= Fersen Lambranho =

Brazilian engineer and entrepreneur

Fersen Lamas Lambranho (born October 11, 1961 in Rio de Janeiro) is a Brazilian entrepreneur and investor. He is currently partner and chairman of GP Investments, the asset management and investment firm based in Latin America, and has been listed among the 'most experienced Venture Capital investors in Brazil'. Having played a key role in Lojas Americas, Lambranho founded Americanas.com and was an early internet investor in Submarino and Shoptime in the late 1990s, which later became B2W. Key investments have included Equatorial Energia, Rumo, Oi, BRMalls, Magnesita and others.

==Career==
Lambranho holds a bachelor's degree in civil engineering from the Universidade Federal do Rio de Janeiro (UFRJ) and an MBA from the COPPEAD Graduate School of Business.

He started at GP Investments in 1998 and became a managing director in 1999. Four years later, Lambranho and current partner Antonio Bonchristiano started assuming the leadership of the firm, which they had control of by 2004. Under its new leadership, the firm was able to raise more private equity funds and expands its activities to investments in real estate and infrastructure. GP is now a pivotal player in the Brazilian financing scene.

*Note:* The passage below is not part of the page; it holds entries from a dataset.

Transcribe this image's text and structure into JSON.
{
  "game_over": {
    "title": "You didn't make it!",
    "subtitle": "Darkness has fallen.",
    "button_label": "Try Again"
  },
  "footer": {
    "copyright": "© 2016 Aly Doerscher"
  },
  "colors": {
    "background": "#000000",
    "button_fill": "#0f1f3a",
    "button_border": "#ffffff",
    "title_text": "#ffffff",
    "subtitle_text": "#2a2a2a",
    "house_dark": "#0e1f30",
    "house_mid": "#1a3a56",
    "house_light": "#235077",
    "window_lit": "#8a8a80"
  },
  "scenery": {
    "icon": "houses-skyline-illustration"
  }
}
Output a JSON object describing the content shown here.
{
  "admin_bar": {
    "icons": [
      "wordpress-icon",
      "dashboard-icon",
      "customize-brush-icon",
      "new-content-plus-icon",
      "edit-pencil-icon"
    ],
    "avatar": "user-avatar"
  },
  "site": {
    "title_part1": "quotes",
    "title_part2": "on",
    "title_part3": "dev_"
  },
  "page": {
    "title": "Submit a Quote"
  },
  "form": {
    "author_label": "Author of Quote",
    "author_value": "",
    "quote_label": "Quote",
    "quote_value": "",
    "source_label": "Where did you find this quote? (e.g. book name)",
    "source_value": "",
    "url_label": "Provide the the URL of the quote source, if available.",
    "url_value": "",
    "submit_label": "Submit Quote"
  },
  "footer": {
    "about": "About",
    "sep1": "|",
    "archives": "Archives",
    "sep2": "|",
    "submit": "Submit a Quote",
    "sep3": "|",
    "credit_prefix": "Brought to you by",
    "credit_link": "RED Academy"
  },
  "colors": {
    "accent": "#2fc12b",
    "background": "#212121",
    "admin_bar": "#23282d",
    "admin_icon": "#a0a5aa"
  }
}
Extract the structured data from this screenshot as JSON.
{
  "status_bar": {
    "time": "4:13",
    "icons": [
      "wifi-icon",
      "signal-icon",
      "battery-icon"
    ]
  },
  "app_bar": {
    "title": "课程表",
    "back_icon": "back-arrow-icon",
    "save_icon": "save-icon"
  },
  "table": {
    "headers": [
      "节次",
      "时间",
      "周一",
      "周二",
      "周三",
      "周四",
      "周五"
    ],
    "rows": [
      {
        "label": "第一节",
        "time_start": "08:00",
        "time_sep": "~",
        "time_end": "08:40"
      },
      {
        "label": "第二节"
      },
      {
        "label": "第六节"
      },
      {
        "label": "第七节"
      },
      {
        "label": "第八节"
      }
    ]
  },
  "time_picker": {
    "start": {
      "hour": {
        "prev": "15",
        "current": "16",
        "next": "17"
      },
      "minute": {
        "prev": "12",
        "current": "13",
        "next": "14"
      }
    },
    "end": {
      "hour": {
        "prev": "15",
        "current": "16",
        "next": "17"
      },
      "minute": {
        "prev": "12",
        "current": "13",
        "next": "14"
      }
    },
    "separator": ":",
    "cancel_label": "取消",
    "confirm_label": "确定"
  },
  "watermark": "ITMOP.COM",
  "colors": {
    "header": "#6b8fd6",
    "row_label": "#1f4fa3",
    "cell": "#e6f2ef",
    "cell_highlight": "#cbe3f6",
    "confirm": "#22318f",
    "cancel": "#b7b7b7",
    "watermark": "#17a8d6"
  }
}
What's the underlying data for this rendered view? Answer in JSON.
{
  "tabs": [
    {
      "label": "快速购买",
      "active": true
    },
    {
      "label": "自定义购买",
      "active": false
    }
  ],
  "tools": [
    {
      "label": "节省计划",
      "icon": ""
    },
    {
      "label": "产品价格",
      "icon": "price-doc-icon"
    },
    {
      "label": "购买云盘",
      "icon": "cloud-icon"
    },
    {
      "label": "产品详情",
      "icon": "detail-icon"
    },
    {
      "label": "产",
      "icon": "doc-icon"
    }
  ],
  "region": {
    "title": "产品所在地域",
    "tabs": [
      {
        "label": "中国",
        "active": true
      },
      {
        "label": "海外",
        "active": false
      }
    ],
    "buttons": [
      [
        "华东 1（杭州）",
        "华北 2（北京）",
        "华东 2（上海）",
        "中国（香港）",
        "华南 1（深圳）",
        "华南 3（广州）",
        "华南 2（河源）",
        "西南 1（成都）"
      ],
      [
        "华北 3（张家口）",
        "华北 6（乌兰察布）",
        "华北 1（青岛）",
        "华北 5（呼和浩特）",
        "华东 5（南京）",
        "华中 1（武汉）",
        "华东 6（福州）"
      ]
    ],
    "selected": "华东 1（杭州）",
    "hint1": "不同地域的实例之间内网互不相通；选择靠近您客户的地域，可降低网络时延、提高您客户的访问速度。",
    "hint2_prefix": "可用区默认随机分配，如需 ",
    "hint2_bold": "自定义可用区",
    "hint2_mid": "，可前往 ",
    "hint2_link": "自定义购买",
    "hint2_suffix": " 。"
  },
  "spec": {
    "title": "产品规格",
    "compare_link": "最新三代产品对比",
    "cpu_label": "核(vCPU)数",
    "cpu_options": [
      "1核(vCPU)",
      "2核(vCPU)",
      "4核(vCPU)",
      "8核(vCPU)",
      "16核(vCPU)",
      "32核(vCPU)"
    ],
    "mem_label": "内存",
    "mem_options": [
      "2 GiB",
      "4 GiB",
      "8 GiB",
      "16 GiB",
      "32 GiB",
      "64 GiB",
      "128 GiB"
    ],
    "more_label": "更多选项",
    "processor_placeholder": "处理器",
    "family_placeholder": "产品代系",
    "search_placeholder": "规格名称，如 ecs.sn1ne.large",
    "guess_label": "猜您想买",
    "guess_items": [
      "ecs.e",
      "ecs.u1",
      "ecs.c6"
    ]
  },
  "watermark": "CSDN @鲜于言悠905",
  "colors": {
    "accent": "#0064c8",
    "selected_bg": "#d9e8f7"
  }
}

Lambranho also sits on the board of Centauro and Magnesita S.A.

==Arts==
Lambranho is a board member of several non-profit entities, such as Fundação Bienal de São Paulo and COPPEAD-UFRJ. Together with his wife, Paloma Lambranho, he is co-founder of the group Patronos da Pinacoteca do Estado de São Paulo and is part of the committee of Prêmio IP Capital Partners de Arte (PIPA) 2014.